External Cluster Environments

[Shrinjay]

Problem Statement

This pull requests addresses issue #1235 and enables multi-cluster operations for Jupyter Enterprise Gateway. To reiterate the problem, currently enterprise gateway launches kernels on the cluster where it is currently running. This poses limitations in cases where we want the kernel to have access to resources on a remote cluster without running the enterprise gateway on that cluster specifically. Such cases often occur in the interest of security and isolation of internal services from production services. While the k8s client supports connecting to and launching/managing resources on a remote cluster, this feature just isn't implemented in the current client.

Feature Description

The changes in this PR implement the ability for users to provide a kubeconfig file for Jupyter Enterprise Gateway to use to launch kernels on a remote cluster that the kubeconfig points to. Specifically, Jupyter Enterprise Gateway will:

• Create a service account (if enabled)
• Create a namespaced role for the kernel pod
• Create a namespaced role binding for the kernel pod
• Create the kubernetes resource required for the kernel

Operator Instructions:

1. Ensure your two clusters have interconnceted networks. Pods in the two clusters must be able to communicate with each other over pod IP alone.
2. Provide a kubeconfig file for use in the config/ subdirectory of etc/kubernetes/helm/enterprise-gateway chart.
3. Set externalCluster.enabled to true.

Implementation Details

When the operator enables external cluster operation and installs/upgrades the helm chart, the following steps occur:

• A ConfigMap is created for the kubeconfig and mounted into the enterprise gateway pod
• A ConfigMap is created for the kernel pod role and mounted into the enterprise gateway pod
• The following env vars are set for multi-cluster operation: EG_USE_REMOTE_CLUSTER, EG_REMOTE_CLUSTER_KUBECONFIG_PATH, EG_DEFAULT_KERNEL_SERVICE_ACCOUNT_NAME

When the enterprise gateway pod starts:

• An atomic kubernetes client is produced from the Kubernetes Client Factory pointing to the kubeconfig the operator passed in. All further operations use this client.

When a kernel is launched:

• If configured, a service account is created in the remote cluster (if one does not exist) for the kernel pod
• A namespaced role is created in the remote cluster for the kernel pod
• A namespaced role binding between the role and service account is created for the kernel pod
• The env variables above are passed to the kernel-launcher
• The kernel-launcher uses the kubernetes client to launch the kernel in the remote cluster

Assuming network interconnection is setup correctly, the kernel pod should now launch and be able to communicate.

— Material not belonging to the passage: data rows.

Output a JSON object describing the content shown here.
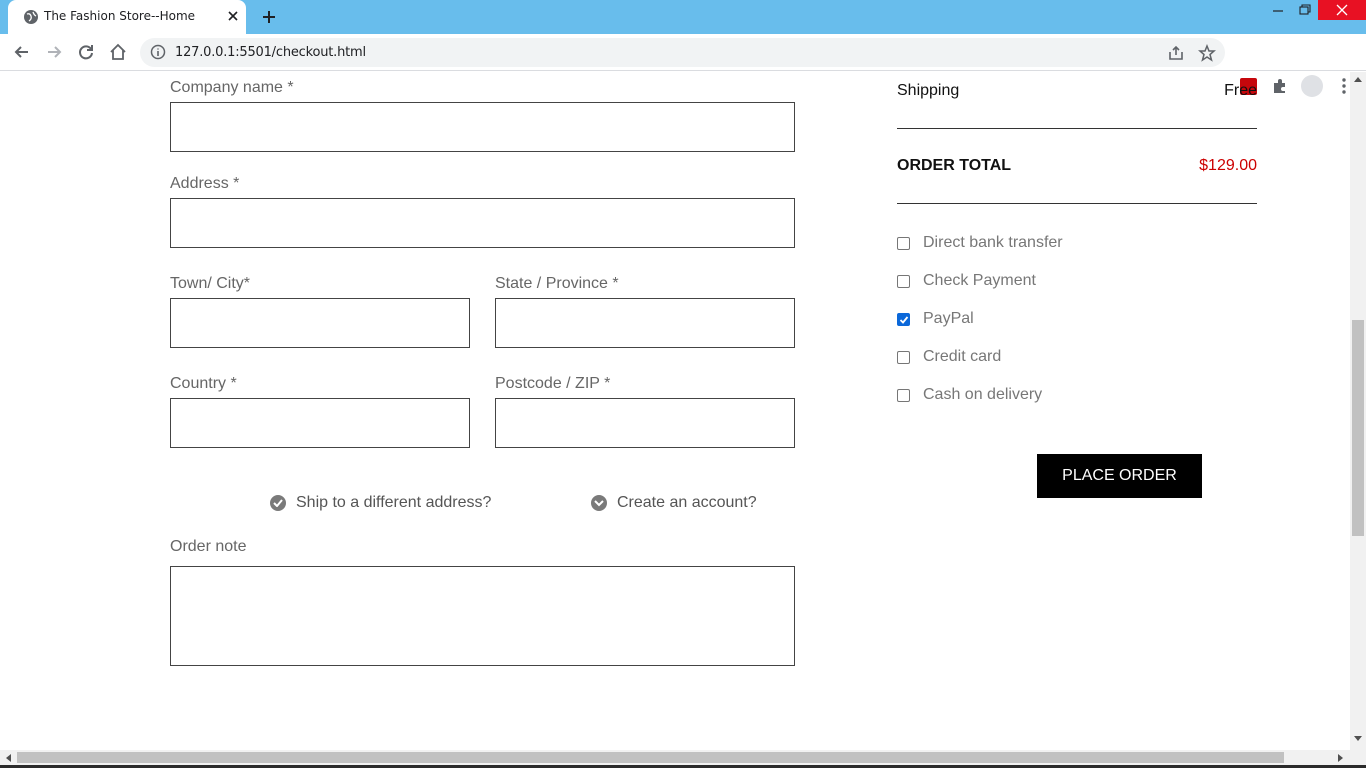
{
  "browser": {
    "tab_title": "The Fashion Store--Home",
    "url": "127.0.0.1:5501/checkout.html"
  },
  "form": {
    "company_label": "Company name *",
    "address_label": "Address *",
    "town_label": "Town/ City*",
    "state_label": "State / Province *",
    "country_label": "Country *",
    "postcode_label": "Postcode / ZIP *",
    "ship_different": "Ship to a different address?",
    "create_account": "Create an account?",
    "order_note_label": "Order note"
  },
  "summary": {
    "shipping_label": "Shipping",
    "shipping_value": "Free",
    "total_label": "ORDER TOTAL",
    "total_value": "$129.00"
  },
  "payment_methods": [
    {
      "label": "Direct bank transfer",
      "checked": false
    },
    {
      "label": "Check Payment",
      "checked": false
    },
    {
      "label": "PayPal",
      "checked": true
    },
    {
      "label": "Credit card",
      "checked": false
    },
    {
      "label": "Cash on delivery",
      "checked": false
    }
  ],
  "place_order_label": "PLACE ORDER",
  "colors": {
    "tabbar": "#68bdec",
    "total_price": "#cc0000",
    "button_bg": "#000000",
    "checkbox_checked": "#0b68d9"
  }
}
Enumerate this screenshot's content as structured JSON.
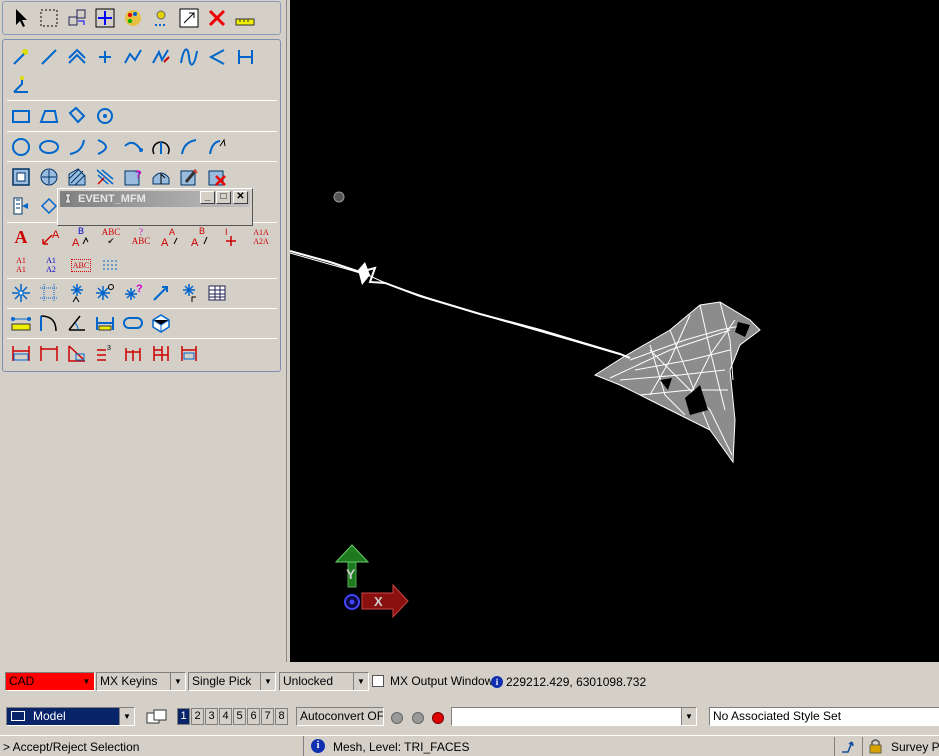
{
  "event_window": {
    "title": "EVENT_MFM"
  },
  "text_icons": {
    "place_text": "A",
    "abc": "ABC",
    "a1a2": "A1A",
    "a2a": "A2A",
    "a1_left": "A1",
    "a1_sub": "A1",
    "a1_right": "A1",
    "a2_sub": "A2",
    "abc_box": "ABC"
  },
  "view": {
    "axis_y_label": "Y",
    "axis_x_label": "X"
  },
  "status_bar_1": {
    "mode_select": "CAD",
    "keyins_select": "MX Keyins",
    "pick_select": "Single Pick",
    "lock_select": "Unlocked",
    "mx_output_label": "MX Output Window",
    "coordinates": "229212.429, 6301098.732"
  },
  "status_bar_2": {
    "model_select": "Model",
    "view_numbers": [
      "1",
      "2",
      "3",
      "4",
      "5",
      "6",
      "7",
      "8"
    ],
    "autoconvert_label": "Autoconvert OFF",
    "command_input": "",
    "style_set": "No Associated Style Set"
  },
  "status_bar_3": {
    "prompt": "> Accept/Reject Selection",
    "element_info": "Mesh, Level: TRI_FACES",
    "survey_label": "Survey Po"
  },
  "colors": {
    "mode_select_bg": "#ff0000",
    "view_bg": "#000000",
    "mesh": "#ffffff",
    "y_axis": "#1e7a1e",
    "x_axis": "#8a1010"
  }
}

Some notes on the implementation

• We've done our best to maintain as much of the smooth experience enterprise gateway currently has. However, automating network interconnection between two clusters is an infrastructure problem that's far too broad to be included as an automation here. Therefore, network interconnection is left as the responsibility of the operator.
• We switch from using a statically defined client to an atomic one produced by a factory for best practice. It's much more clear where the configuration for a client comes from in this approach.
• We also strived to make as much of this configurable via Helm as possible. Therefore, the kernel role for the kernel pod is defined in helm, mounted as a configmap and then read by the process proxy, rather than defined in the process proxy itself like the role bindings.

[welcome]

Thanks for submitting your first pull request! You are awesome! 🤗

If you haven't done so already, check out Jupyter's Code of Conduct. Also, please make sure you followed the pull request template, as this will help us review your contribution more quickly.

You can meet the other Jovyans by joining our Discourse forum. There is also a intro thread there where you can stop by and say Hi! 👋

Welcome to the Jupyter community! 🎉

[Shrinjay]

Seems it was mentioned in another PR that the python interrupt test failures are a red herring, is that correct?

[kevin-bates]

Hi @Shrinjay - thank you for providing this pull request. I hope to be able to start reviewing this sometime this afternoon or tomorrow (PST).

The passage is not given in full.